As the next generation of numerical models attempts to seamlessly predict weather as well as climate, there is an increasing need to develop parameterizations that adapt automatically to different spatial scales (scale-aware parameterizations). A big advantage of the mathematically rigorous approach is that the subgrid model is valid for increasing spatial resolutions within a range of scales that is obtained as part of the derivation.
Mathematical approaches to stochastic modeling rely on the assumption that a physical system can be expressed in terms of variables of interest and variables that one does not want to explicitly resolve. In the mathematical literature this is usually referred to as the operation of coarse graining and is performed through the method of homogenization (Papanicolaou and Kohler 1974; Gardiner 1985; Pavliotis and Stuart 2008). The goal is then to derive an effective equation for the slow predictable processes and to represent the effect of the now unresolved variables as random noise terms.
Many stochastic parameterizations are based on the assumption of a scale separation between the temporal decorrelation rates between the rapidly fluctuating processes represented by a white noise and the slow processes of interest (e.g., Gardiner 1985; Penland 2003a).
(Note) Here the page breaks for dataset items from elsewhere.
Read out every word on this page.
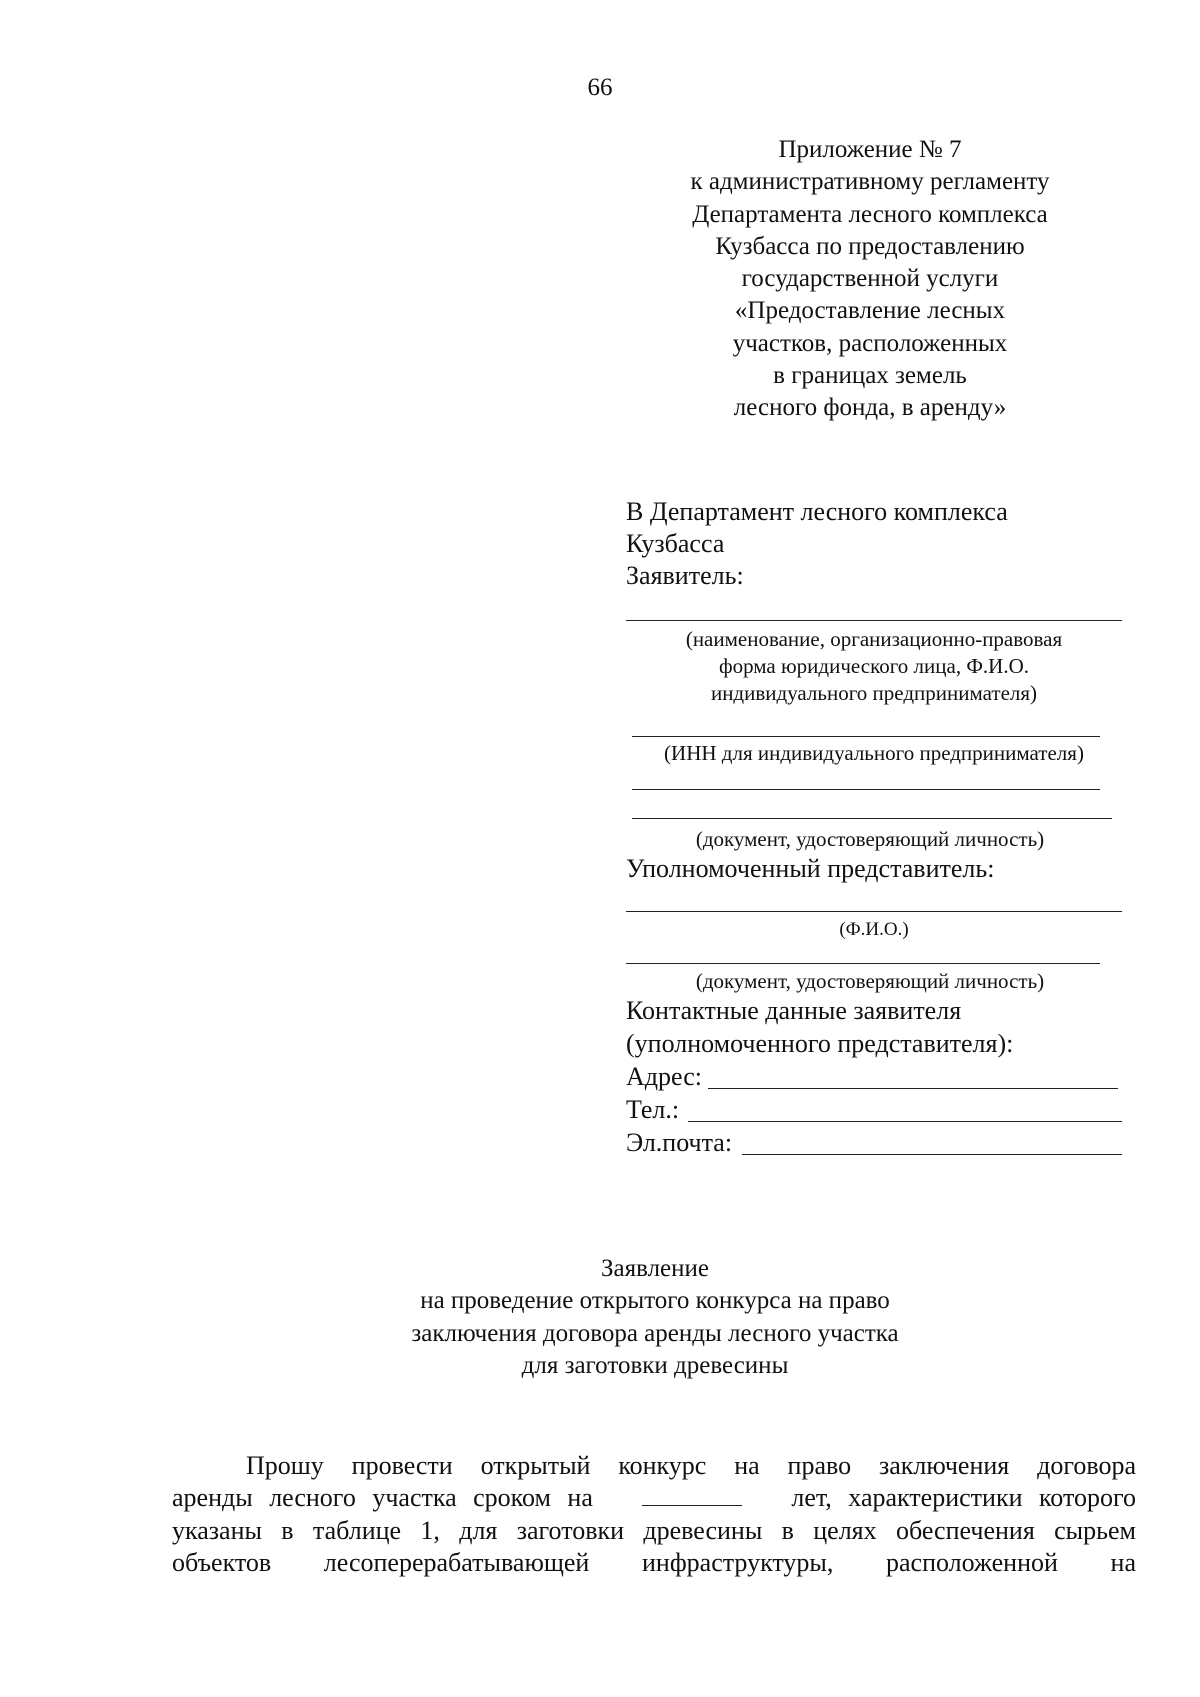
66
Приложение № 7
к административному регламенту
Департамента лесного комплекса
Кузбасса по предоставлению
государственной услуги
«Предоставление лесных
участков, расположенных
в границах земель
лесного фонда, в аренду»
В Департамент лесного комплекса
Кузбасса
Заявитель:
(наименование, организационно-правовая
форма юридического лица, Ф.И.О.
индивидуального предпринимателя)
(ИНН для индивидуального предпринимателя)
(документ, удостоверяющий личность)
Уполномоченный представитель:
(Ф.И.О.)
(документ, удостоверяющий личность)
Контактные данные заявителя
(уполномоченного представителя):
Адрес:
Тел.:
Эл.почта:
Заявление
на проведение открытого конкурса на право
заключения договора аренды лесного участка
для заготовки древесины
Прошу провести открытый конкурс на право заключения договора
аренды лесного участка сроком на	лет, характеристики которого
указаны в таблице 1, для заготовки древесины в целях обеспечения сырьем
объектов лесоперерабатывающей инфраструктуры, расположенной на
In geophysical applications, there is often—but not always—a relationship between spatial and temporal scales of variability, with fast processes associated with small scales and slow processes associated with large scales. If this is the case, separating physical processes by time scales can result in decomposing small-scale features from large-scale phenomena, and spatial and temporal scale separation become equivalent.
Such thinking underlies the pioneering study of Hasselmann (1976), who split the coupled ocean–atmosphere system into a slow ocean and fast weather fluctuation components and subsequently derived an effective equation for the ocean circulation only. One finds that the impact of the fast variables on the dynamics of the slow variables boils down to a deterministic correction—a mean field effect sometimes referred to as noise-induced drift or rectification—plus a stochastic component, which is a white random noise in the limit of infinite time-scale separation.
A simple example demonstrating noise-induced transitions and drifts is presented in Fig. 1. Assume that the unforced nonlinear climate system can be described by a double-well potential (Fig. 1a). If the noise is sufficiently small (short red arrows) and under appropriate initial conditions, the system will stay for a finite time in the deeper potential well and the associated probability density function of states will have a single maximum (Fig. 1b). As the amplitude of the noise increases (long arrows in Fig. 1c), the system can undergo a noise-induced transition and reach the secondary potential well. The resulting probability density function (PDF) will exhibit two local maxima (Fig. 1d), signifying two different climate regimes, rather than a single maximum, as in the small-noise scenario. Note that the stochastic forcing not only changes the variance, but also the mean.
System characterized by double-potential (a),(c) or single-potential well (e),(g) and their associated PDFs (b),(d),(f), and (h). (a) If the noise is sufficiently small and under appropriate initial conditions, the system will stay in the deeper potential well and the associated probability density function will have a single maximum (b). (c) As the amplitude of the noise increases, the system can undergo a noise-induced transition and reach the secondary minimum in the potential, leading to a shifted mean and increased variance in the associated probability density function (d). A linear system characterized by a single potential well and forced by additive white noise (e) will have a unimodal PDF (f). However, when forced by multiplicative (state-dependent) noise (g), the noise changes the effective potential of the unforced system, so that the associated PDF becomes bimodal (h).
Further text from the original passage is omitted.